Implications for cutters

The magic carat phenomenon affects cutting decisions throughout the trade. A cutter working a piece of rough that could yield either a 0.99 or a 1.00 carat finished stone faces a clear economic choice: cut for optimum proportions and accept whatever finished weight results, or cut to retain weight above the magic threshold and accept whatever proportional compromises are required. In many cases the economically rational decision is to retain the weight above the threshold, particularly in the diamond market where the GIA cut grading scale provides some tolerance for varied proportions within the Excellent and Very Good categories.

Buyer strategy

Savvy buyers seeking maximum value per dollar frequently look at stones just below the magic-size threshold — 0.95 to 0.99 carats, 1.95 to 1.99 carats — for the best price-per-carat economics.
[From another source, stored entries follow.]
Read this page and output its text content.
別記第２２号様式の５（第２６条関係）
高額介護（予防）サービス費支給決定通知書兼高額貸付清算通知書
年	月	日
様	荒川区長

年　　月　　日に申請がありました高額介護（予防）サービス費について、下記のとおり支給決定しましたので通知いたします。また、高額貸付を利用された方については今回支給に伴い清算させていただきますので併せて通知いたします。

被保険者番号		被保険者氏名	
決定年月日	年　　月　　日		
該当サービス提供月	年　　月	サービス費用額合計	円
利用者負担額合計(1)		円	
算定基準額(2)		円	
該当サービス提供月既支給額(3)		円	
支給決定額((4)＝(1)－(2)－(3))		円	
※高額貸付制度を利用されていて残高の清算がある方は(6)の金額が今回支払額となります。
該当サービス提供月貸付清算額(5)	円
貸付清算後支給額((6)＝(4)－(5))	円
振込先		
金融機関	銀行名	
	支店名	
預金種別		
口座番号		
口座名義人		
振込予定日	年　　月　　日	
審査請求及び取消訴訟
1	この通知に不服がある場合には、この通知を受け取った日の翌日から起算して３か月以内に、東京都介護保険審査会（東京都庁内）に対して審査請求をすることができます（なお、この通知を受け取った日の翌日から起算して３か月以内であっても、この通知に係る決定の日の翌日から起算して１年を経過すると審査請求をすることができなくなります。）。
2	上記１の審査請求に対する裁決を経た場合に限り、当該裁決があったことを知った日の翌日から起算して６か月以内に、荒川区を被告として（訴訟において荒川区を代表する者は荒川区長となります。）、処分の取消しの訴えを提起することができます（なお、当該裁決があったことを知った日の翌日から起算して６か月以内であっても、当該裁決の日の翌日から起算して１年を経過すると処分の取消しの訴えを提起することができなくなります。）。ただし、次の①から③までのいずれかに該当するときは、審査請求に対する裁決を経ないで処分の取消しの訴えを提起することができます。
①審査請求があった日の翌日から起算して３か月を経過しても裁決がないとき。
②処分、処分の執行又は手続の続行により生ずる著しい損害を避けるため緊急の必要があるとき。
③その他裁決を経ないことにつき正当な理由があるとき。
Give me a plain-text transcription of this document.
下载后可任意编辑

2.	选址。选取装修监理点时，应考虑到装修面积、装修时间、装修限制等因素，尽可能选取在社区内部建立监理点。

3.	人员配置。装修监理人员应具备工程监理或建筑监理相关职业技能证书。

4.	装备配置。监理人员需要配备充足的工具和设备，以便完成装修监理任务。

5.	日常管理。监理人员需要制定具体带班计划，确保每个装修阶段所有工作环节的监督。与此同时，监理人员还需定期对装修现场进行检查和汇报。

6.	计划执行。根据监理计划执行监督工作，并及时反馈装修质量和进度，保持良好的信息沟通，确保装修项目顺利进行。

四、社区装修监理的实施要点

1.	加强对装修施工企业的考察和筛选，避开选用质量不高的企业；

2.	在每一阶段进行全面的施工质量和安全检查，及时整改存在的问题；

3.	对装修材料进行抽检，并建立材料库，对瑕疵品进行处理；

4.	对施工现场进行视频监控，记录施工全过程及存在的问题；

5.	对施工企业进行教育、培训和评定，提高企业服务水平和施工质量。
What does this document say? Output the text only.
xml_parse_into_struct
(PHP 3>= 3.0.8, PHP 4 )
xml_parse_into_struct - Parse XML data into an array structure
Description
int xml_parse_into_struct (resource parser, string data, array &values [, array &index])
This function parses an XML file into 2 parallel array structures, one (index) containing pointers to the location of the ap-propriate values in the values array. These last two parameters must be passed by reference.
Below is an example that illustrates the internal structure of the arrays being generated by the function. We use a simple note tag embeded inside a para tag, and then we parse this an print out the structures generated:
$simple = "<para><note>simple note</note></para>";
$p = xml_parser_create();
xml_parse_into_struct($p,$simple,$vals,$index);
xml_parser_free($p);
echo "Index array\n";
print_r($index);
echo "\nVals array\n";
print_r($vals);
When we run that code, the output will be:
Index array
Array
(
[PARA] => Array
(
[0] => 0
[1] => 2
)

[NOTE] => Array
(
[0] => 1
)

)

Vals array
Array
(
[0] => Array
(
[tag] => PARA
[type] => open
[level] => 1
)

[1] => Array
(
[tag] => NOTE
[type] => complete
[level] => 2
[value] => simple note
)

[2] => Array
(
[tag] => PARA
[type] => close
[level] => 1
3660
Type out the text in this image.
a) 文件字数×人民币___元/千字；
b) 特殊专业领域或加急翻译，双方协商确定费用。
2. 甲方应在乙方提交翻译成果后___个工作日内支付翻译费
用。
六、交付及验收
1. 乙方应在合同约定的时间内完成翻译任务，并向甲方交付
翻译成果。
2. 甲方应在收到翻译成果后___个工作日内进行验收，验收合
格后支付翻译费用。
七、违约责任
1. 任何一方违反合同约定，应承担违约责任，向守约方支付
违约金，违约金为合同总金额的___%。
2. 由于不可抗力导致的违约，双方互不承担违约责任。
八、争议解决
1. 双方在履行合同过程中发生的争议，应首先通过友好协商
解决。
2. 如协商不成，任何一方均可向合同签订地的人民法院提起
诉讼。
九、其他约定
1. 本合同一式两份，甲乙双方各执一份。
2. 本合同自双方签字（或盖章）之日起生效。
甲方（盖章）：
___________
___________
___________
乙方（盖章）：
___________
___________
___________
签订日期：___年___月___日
The visual difference is essentially imperceptible, but the price difference can be substantial. The trade-off is liquidity: a 1.00 carat stone has greater resale-market liquidity than a 0.95 carat stone, since secondary-market buyers continue to apply the same psychological premium to round-number weights.

In the trade

For Skyjems and other coloured-stone retailers, the magic carat phenomenon is one of the structural features of the market that buyers should understand before significant purchases. Stones priced just above magic-size thresholds are paying a substantial premium for the round-number weight; stones just below the thresholds offer better per-dollar value. The economics is most pronounced at the higher thresholds — the 5-carat and 10-carat breaks in particular — where supply scarcity and consumer psychology combine to produce the largest premiums.